Using Parameters in Face Milling
You can specify multiple cuts to depth using the STEP_DEPTH and NUMBER_CUTS parameters. The system will compute the number of cuts according to STEP_DEPTH, compare with NUMBER_CUTS, and use the greater value. If you want just one cut at full depth, you can set NUMBER_CUTS to 1 and STEP_DEPTH to a relatively large value (greater than thickness of the stock to be removed).
The following illustration shows facing down the workpiece, with STEP_DEPTH = 10 (greater than part thickness) and NUMBER_CUTS = 2.
1. STEP_OVER
2. Approach motion
3. Overtravel motions
4. Exit motion
 | For Assembly machining, or workpiece with no geometry, these parameters will be interpreted differently: NUMBER_CUTS will determine the amount of slices, and STEP_DEPTH—the offset between slices, that is, the first slice will be offset from the selected face by(NUMBER_CUTS-1)*STEP_DEPTH. |
The number of cuts per slice is determined in a similar way using the combination of the STEP_OVER and NUMBER_PASSES parameters. However, if NUMBER_PASSES is set to 1, the STEP_OVER value will be ignored and only one pass per slice will be made. This is helpful and meaningful only when a large enough tool is used.
In the example in the following illustration, ENTRY_EDGE = LEADING_EDGE, CLEARANCE_EDGE = HEEL, and NUMBER_PASSES = 1. The tool makes one cutting pass. The approach motion of the tool (1) equals APPROACH_DISTANCE + START_OVERTRAVEL + tool radius. The exit motion (2) equals EXIT_DISTANCE + END_OVERTRAVEL + tool radius.
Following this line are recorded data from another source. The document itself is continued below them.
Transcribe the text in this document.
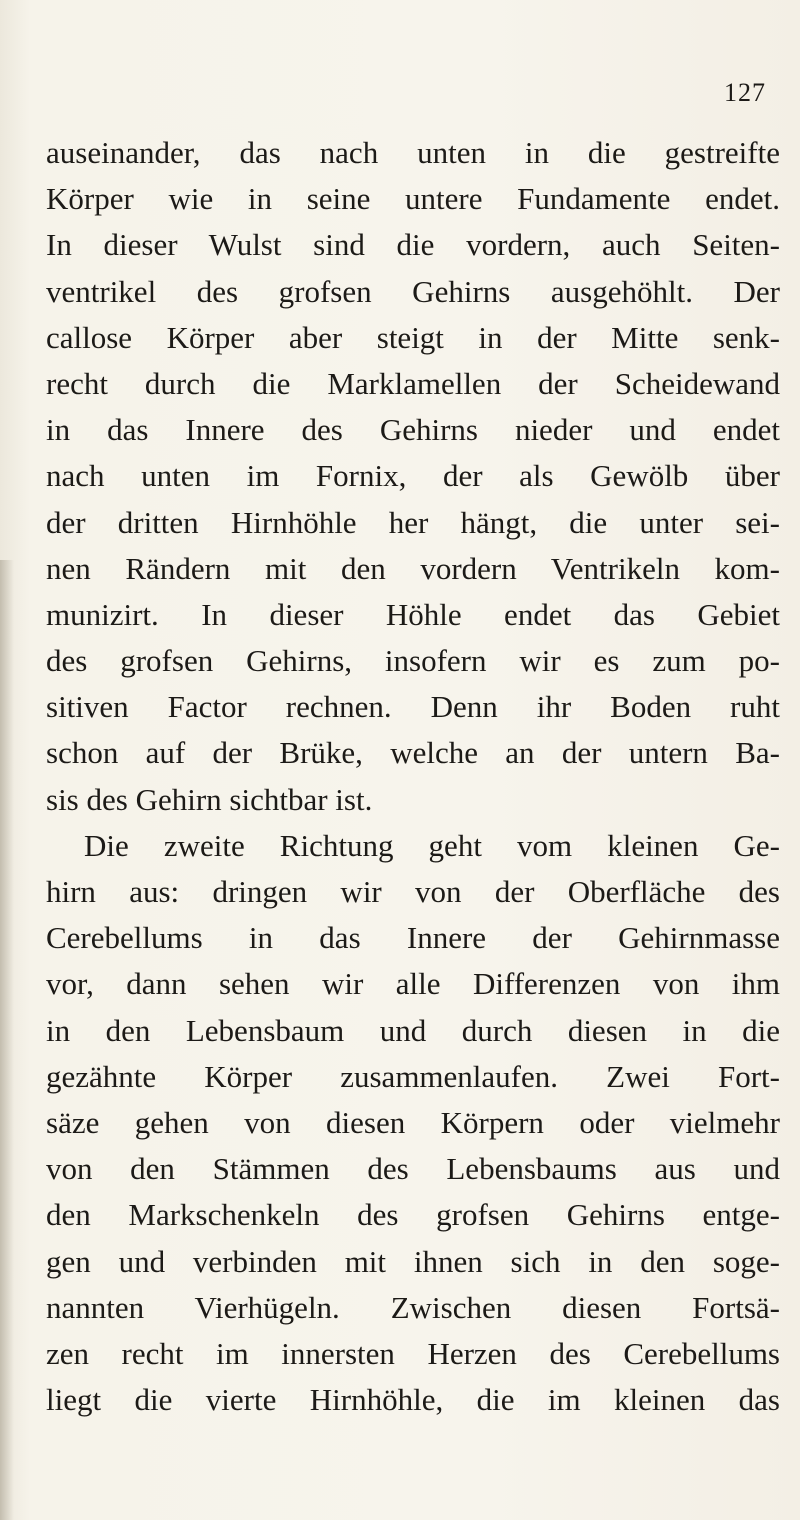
127
auseinander, das nach unten in die gestreifte
Körper wie in seine untere Fundamente endet.
In dieser Wulst sind die vordern, auch Seiten-
ventrikel des grofsen Gehirns ausgehöhlt. Der
callose Körper aber steigt in der Mitte senk-
recht durch die Marklamellen der Scheidewand
in das Innere des Gehirns nieder und endet
nach unten im Fornix, der als Gewölb über
der dritten Hirnhöhle her hängt, die unter sei-
nen Rändern mit den vordern Ventrikeln kom-
munizirt. In dieser Höhle endet das Gebiet
des grofsen Gehirns, insofern wir es zum po-
sitiven Factor rechnen. Denn ihr Boden ruht
schon auf der Brüke, welche an der untern Ba-
sis des Gehirn sichtbar ist.
Die zweite Richtung geht vom kleinen Ge-
hirn aus: dringen wir von der Oberfläche des
Cerebellums in das Innere der Gehirnmasse
vor, dann sehen wir alle Differenzen von ihm
in den Lebensbaum und durch diesen in die
gezähnte Körper zusammenlaufen. Zwei Fort-
säze gehen von diesen Körpern oder vielmehr
von den Stämmen des Lebensbaums aus und
den Markschenkeln des grofsen Gehirns entge-
gen und verbinden mit ihnen sich in den soge-
nannten Vierhügeln. Zwischen diesen Fortsä-
zen recht im innersten Herzen des Cerebellums
liegt die vierte Hirnhöhle, die im kleinen das
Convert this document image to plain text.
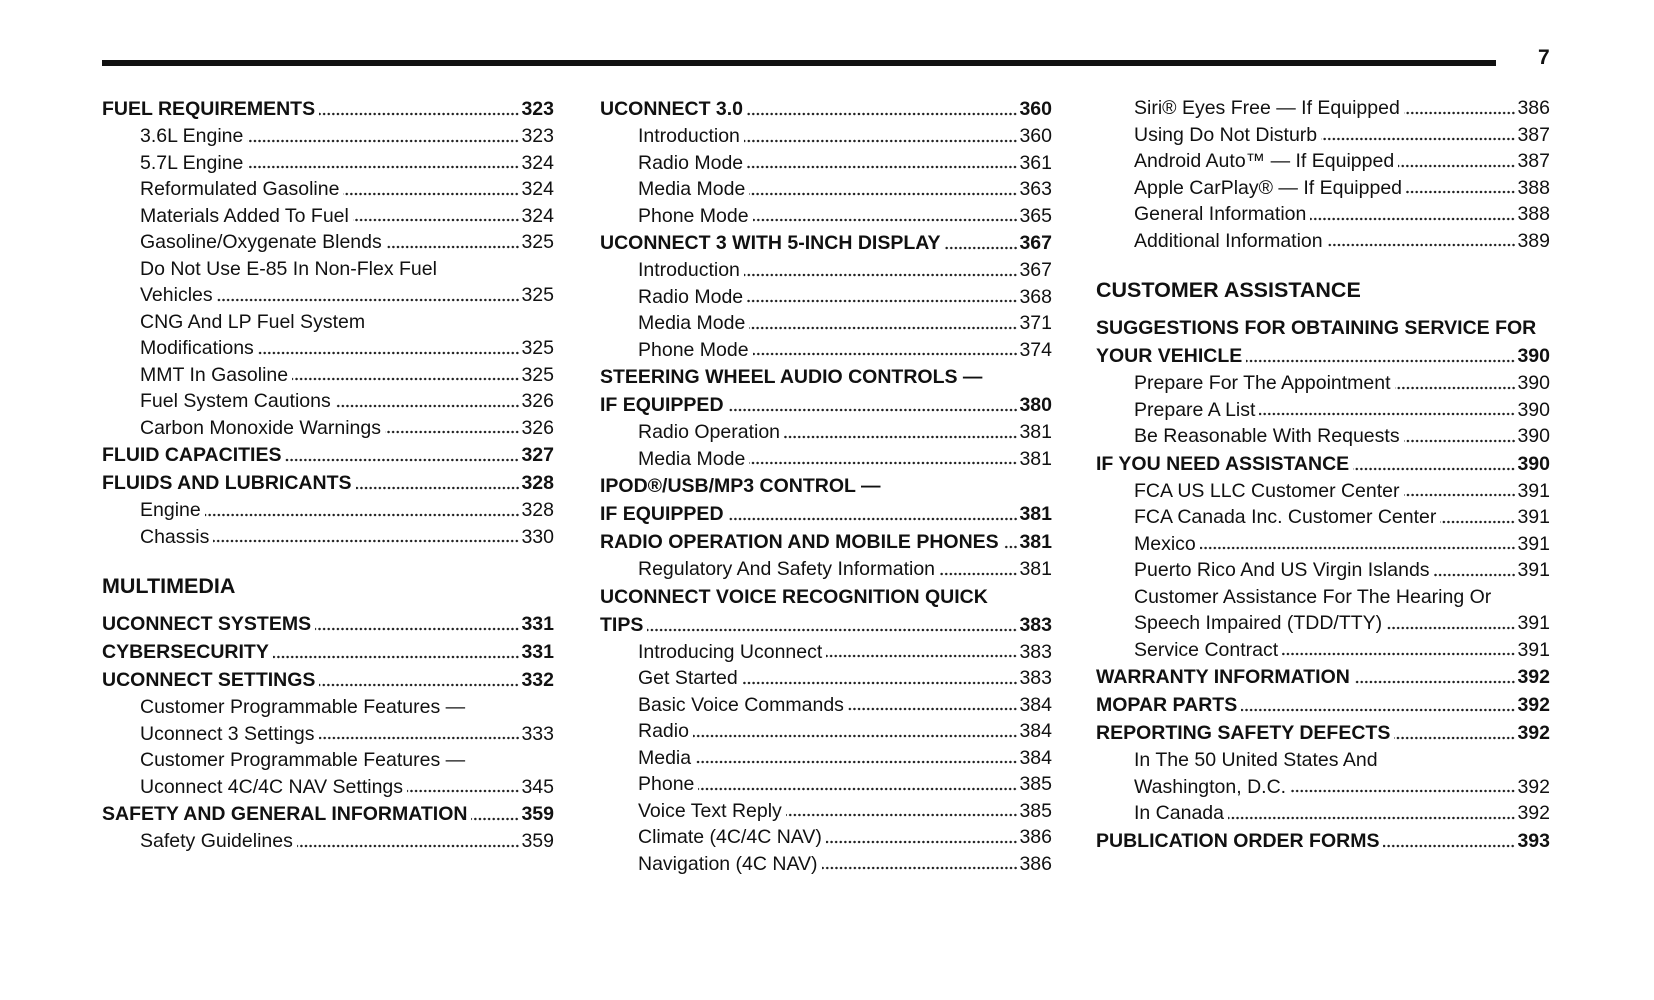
7
FUEL REQUIREMENTS	323
3.6L Engine	323
5.7L Engine	324
Reformulated Gasoline	324
Materials Added To Fuel	324
Gasoline/Oxygenate Blends	325
Do Not Use E-85 In Non-Flex Fuel
Vehicles	325
CNG And LP Fuel System
Modifications	325
MMT In Gasoline	325
Fuel System Cautions	326
Carbon Monoxide Warnings	326
FLUID CAPACITIES	327
FLUIDS AND LUBRICANTS	328
Engine	328
Chassis	330
MULTIMEDIA
UCONNECT SYSTEMS	331
CYBERSECURITY	331
UCONNECT SETTINGS	332
Customer Programmable Features —
Uconnect 3 Settings	333
Customer Programmable Features —
Uconnect 4C/4C NAV Settings	345
SAFETY AND GENERAL INFORMATION	359
Safety Guidelines	359
UCONNECT 3.0	360
Introduction	360
Radio Mode	361
Media Mode	363
Phone Mode	365
UCONNECT 3 WITH 5-INCH DISPLAY	367
Introduction	367
Radio Mode	368
Media Mode	371
Phone Mode	374
STEERING WHEEL AUDIO CONTROLS —
IF EQUIPPED	380
Radio Operation	381
Media Mode	381
IPOD®/USB/MP3 CONTROL —
IF EQUIPPED	381
RADIO OPERATION AND MOBILE PHONES 381
Regulatory And Safety Information	381
UCONNECT VOICE RECOGNITION QUICK
TIPS	383
Introducing Uconnect	383
Get Started	383
Basic Voice Commands	384
Radio	384
Media	384
Phone	385
Voice Text Reply	385
Climate (4C/4C NAV)	386
Navigation (4C NAV)	386
Siri® Eyes Free — If Equipped	386
Using Do Not Disturb	387
Android Auto™ — If Equipped	387
Apple CarPlay® — If Equipped	388
General Information	388
Additional Information	389
CUSTOMER ASSISTANCE
SUGGESTIONS FOR OBTAINING SERVICE FOR
YOUR VEHICLE	390
Prepare For The Appointment	390
Prepare A List	390
Be Reasonable With Requests	390
IF YOU NEED ASSISTANCE	390
FCA US LLC Customer Center	391
FCA Canada Inc. Customer Center	391
Mexico	391
Puerto Rico And US Virgin Islands	391
Customer Assistance For The Hearing Or
Speech Impaired (TDD/TTY)	391
Service Contract	391
WARRANTY INFORMATION	392
MOPAR PARTS	392
REPORTING SAFETY DEFECTS	392
In The 50 United States And
Washington, D.C.	392
In Canada	392
PUBLICATION ORDER FORMS	393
The BOTTOM_STOCK_ALLOW parameter specifies the stock allowance on the surface being faced. The default, dash (-), sets the bottom stock allowance to 0.
The tool path can be extended past the selected surface edges using the START_OVERTRAVEL and END_OVERTRAVEL parameters. The APPROACH_DISTANCE and EXIT_DISTANCE parameters apply to the first approach into a slice and the last exit from a slice, respectively. The APPROACH_FEED and EXIT_FEED can be specified for these motions if desired, otherwise, CUT_FEED will be used. All these parameters are measured with respect to a certain point of the tool, defined by the ENTRY_EDGE and CLEARANCE_EDGE parameter values.
| | When you set the parameter TRIM_TO_WORKPIECE to YES, the value CENTER is considered for CLEARANCE_EDGE and ENTRY_EDGE parameters. The other values are ignored. As a result, the center of the tool is used for measuring the approach and exit motions. |
The following graphic illustrates the approach, exit, and overtravel motions based on the parameter values if ENTRY_EDGE is HEEL and CLEARANCE_EDGE is LEADING_EDGE.
1. Reference part (selected face)
2. Tool
3. APPROACH_DISTANCE + START_OVERTRAVEL
4. END_OVERTRAVEL
5. START_OVERTRAVEL
6. END_OVERTRAVEL
7. EXIT_DISTANCE + END_OVERTRAVEL
The CLEARANCE_EDGE parameter specifies which point of the tool is to be used for measuring the exit motions and the overtravel motions when the tool leaves the material:
• HEEL (default)—The heel of the tool.
• CENTER—The center of the tool.
• LEADING_EDGE—The leading edge of the tool.
The ENTRY_EDGE parameter is similarly used to measure the motions where the tool approaches material. It has the same values as CLEARANCE_EDGE (LEADING_EDGE is the default).
The following illustration shows the overtravel motion depending on CLEARANCE_EDGE.
1. Reference part (selected face)
2. Workpiece
3. Tool
4. CLEARANCE_EDGE = HEEL
5. END_OVERTRAVEL
6. CLEARANCE_EDGE = CENTER
7. END_OVERTRAVEL
8. CLEARANCE_EDGE = LEADING_EDGE
9. END_OVERTRAVEL
The entire part is used to calculate tool clearance. That is, when ENTRY_EDGE is LEADING_EDGE or CLEARANCE_EDGE is HEEL, the tool is tangent to the entire section of the part (as shown in the following illustration).
1. Tool
2. Part outline
3. Cut motion
This NC sequence is intended to be used for facing down the workpiece; therefore, no gouge avoidance checking for internal islands or adjacent walls, will be performed.